Department of Land Transport (DLT) chief Sanit Phromwong told Bangkok Post on Thursday that the officials are doing this for fear of passengers safety.

“All of these measures are aimed at protecting passengers from unwanted incidents and offences … But none of those drivers who are operating the illegal taxi services was verified by such procedures,” he said.

He also cited violation of Vehicles Act, that forbids the use of personal vehicles as public transportation, as reasons behind the arrest.

However, Phromwong also stressed that platforms that are using conventional taxi services such as GrabTaxi or All Thai Taxi, are legal and “supported by the department.”

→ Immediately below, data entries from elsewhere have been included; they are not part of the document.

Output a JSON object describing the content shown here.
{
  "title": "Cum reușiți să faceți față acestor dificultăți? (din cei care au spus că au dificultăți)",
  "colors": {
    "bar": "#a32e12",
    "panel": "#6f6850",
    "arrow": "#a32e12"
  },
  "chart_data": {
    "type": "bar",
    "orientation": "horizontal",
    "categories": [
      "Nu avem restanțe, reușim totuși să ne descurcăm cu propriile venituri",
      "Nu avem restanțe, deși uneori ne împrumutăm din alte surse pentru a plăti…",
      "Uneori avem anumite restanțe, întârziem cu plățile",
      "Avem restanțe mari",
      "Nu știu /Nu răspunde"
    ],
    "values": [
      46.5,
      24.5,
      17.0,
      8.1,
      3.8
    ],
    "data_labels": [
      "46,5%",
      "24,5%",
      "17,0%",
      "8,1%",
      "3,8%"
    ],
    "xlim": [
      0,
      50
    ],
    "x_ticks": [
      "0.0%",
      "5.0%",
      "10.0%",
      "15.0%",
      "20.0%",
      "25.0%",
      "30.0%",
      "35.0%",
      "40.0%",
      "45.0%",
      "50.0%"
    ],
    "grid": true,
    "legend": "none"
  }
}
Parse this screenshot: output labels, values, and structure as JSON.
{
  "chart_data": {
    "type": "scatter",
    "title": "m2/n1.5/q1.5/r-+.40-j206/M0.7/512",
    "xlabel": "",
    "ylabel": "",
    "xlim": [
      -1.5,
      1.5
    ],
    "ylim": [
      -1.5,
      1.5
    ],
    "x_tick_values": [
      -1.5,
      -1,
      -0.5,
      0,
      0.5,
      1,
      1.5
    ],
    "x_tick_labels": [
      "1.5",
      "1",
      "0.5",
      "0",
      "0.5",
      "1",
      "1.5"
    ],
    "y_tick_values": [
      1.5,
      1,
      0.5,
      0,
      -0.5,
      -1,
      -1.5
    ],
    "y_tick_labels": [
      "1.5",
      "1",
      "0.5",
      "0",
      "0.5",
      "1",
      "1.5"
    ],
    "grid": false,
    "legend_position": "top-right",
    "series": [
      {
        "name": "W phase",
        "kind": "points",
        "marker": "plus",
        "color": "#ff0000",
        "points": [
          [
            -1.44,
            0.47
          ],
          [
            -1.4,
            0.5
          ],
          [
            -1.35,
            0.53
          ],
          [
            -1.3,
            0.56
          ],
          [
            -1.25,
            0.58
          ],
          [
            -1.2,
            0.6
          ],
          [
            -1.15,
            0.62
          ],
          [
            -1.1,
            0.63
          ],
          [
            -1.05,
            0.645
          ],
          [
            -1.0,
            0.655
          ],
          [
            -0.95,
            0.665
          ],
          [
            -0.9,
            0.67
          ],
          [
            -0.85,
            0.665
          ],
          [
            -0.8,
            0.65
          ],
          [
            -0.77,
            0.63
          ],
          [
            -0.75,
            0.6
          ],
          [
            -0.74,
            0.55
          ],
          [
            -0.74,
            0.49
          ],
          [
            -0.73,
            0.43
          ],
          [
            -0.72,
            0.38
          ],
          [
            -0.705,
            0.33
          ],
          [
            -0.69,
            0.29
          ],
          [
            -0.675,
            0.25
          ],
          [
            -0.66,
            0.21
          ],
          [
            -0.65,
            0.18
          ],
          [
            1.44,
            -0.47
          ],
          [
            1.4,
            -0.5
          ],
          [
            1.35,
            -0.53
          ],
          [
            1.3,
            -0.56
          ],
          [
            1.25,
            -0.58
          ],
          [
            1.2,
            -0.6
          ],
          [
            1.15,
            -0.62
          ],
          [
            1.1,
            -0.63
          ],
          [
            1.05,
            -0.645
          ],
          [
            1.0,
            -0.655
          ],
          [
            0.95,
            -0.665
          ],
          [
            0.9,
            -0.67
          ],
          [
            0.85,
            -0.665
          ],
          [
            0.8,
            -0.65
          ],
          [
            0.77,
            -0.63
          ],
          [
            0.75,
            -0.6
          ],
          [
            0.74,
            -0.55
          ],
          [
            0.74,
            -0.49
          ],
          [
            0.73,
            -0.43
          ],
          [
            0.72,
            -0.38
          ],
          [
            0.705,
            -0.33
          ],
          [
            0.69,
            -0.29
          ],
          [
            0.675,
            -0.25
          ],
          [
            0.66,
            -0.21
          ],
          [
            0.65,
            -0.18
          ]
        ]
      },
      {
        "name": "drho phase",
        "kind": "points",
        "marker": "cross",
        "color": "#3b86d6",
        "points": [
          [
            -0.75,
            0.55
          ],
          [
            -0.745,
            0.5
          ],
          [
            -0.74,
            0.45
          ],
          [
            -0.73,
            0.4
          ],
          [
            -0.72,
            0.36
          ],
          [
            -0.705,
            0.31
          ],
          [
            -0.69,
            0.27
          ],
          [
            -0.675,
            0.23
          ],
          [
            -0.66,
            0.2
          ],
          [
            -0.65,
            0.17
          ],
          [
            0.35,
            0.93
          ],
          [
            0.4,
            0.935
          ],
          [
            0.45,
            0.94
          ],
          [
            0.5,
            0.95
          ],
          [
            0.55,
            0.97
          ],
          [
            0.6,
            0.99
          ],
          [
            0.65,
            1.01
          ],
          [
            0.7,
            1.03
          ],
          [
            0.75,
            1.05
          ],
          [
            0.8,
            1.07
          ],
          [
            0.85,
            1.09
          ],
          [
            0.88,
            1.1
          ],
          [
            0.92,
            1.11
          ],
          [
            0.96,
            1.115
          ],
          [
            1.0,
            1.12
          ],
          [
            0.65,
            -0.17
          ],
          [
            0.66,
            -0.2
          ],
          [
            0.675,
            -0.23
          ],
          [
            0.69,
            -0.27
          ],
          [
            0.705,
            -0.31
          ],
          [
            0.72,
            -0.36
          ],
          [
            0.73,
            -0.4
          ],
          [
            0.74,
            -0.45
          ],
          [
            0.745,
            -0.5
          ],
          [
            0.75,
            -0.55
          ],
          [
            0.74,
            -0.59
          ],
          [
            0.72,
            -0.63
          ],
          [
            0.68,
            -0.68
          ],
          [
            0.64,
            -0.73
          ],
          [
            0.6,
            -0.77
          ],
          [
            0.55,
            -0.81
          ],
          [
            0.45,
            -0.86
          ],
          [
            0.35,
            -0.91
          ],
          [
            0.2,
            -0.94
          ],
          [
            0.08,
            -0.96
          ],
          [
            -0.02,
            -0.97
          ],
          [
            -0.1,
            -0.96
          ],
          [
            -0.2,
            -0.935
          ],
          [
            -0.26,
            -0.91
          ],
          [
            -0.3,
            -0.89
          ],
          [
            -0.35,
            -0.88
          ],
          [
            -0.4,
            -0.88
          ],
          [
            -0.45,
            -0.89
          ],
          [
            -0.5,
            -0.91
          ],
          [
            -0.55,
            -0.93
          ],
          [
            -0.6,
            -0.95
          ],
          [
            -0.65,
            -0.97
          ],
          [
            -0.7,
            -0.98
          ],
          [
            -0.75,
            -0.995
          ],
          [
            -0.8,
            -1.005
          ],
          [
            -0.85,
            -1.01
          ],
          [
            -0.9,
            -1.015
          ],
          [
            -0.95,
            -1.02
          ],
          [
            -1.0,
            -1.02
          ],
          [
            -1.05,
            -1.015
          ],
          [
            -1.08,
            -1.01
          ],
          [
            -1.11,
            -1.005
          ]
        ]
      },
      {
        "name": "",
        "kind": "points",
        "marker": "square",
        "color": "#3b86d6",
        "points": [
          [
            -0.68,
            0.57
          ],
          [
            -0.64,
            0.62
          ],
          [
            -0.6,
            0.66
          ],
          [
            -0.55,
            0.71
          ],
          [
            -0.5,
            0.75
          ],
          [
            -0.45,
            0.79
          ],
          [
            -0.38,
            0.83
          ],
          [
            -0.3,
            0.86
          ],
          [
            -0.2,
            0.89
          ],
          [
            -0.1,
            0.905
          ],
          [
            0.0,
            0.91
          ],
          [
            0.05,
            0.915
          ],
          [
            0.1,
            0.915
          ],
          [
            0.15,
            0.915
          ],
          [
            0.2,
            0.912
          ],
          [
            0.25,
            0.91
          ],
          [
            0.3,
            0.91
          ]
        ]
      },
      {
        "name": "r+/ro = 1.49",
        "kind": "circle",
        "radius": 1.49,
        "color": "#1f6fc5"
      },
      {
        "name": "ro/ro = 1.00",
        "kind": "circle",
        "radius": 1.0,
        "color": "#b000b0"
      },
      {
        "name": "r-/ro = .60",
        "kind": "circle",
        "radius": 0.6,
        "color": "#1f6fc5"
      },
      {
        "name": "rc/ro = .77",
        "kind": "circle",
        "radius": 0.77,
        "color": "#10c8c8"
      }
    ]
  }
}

Also Read: Didi rival UCAR announces US$1B funding, sparks speculation of another ride-hailing war

Meanwhile, Uber responded to the issue by calling for a legal amendment.

“Since we arrived in Thailand in 2014, Uber has engaged with the department to clarify that we are not a taxi service. There are currently no existing regulations that recognise ride-sharing services provided by smartphone applications. The technology that enables ridesharing is different from existing public transportation, which is why we cannot register as public transportation,” the statement reads.

“We are committed to continuing dialogue with the department authorities to explain what Uber is, but we believe it is time to amend the legal framework to accommodate this much needed new technology and realise the full benefits it is bringing to riders, drivers and cities.”

Uber has also released a petition to support the law amendment, as the company has done in the other markets it operates in, from London to Mumbai.

Recently, Uber has admitted to employ a technology called the “Greyball” which it uses to prevent authorities from using their service, and eventually using it as a mean to crackdown its business.

On Wednesday, the company stated that it will stop using the technology after it conducted reviews on “the different ways the technology has been used these days.

Also Read: Chinese ride-hailing giant Didi is testing international credit cards and English interface on its app

Crackdown on ride-hailing services continue to happen in many parts of Asia. In Taiwan, where Uber operates in four cities, the company has recently been forced to move out of the market.

Friction between ride-hailing services and traditional public transportation also continued to happen in Indonesia, where mini-bus drivers in Bandung staged strikesto protest against motorbike-based ride-hailing services such as Go-Jek’s Go-Ride and Grab’s GrabBike on Thursday.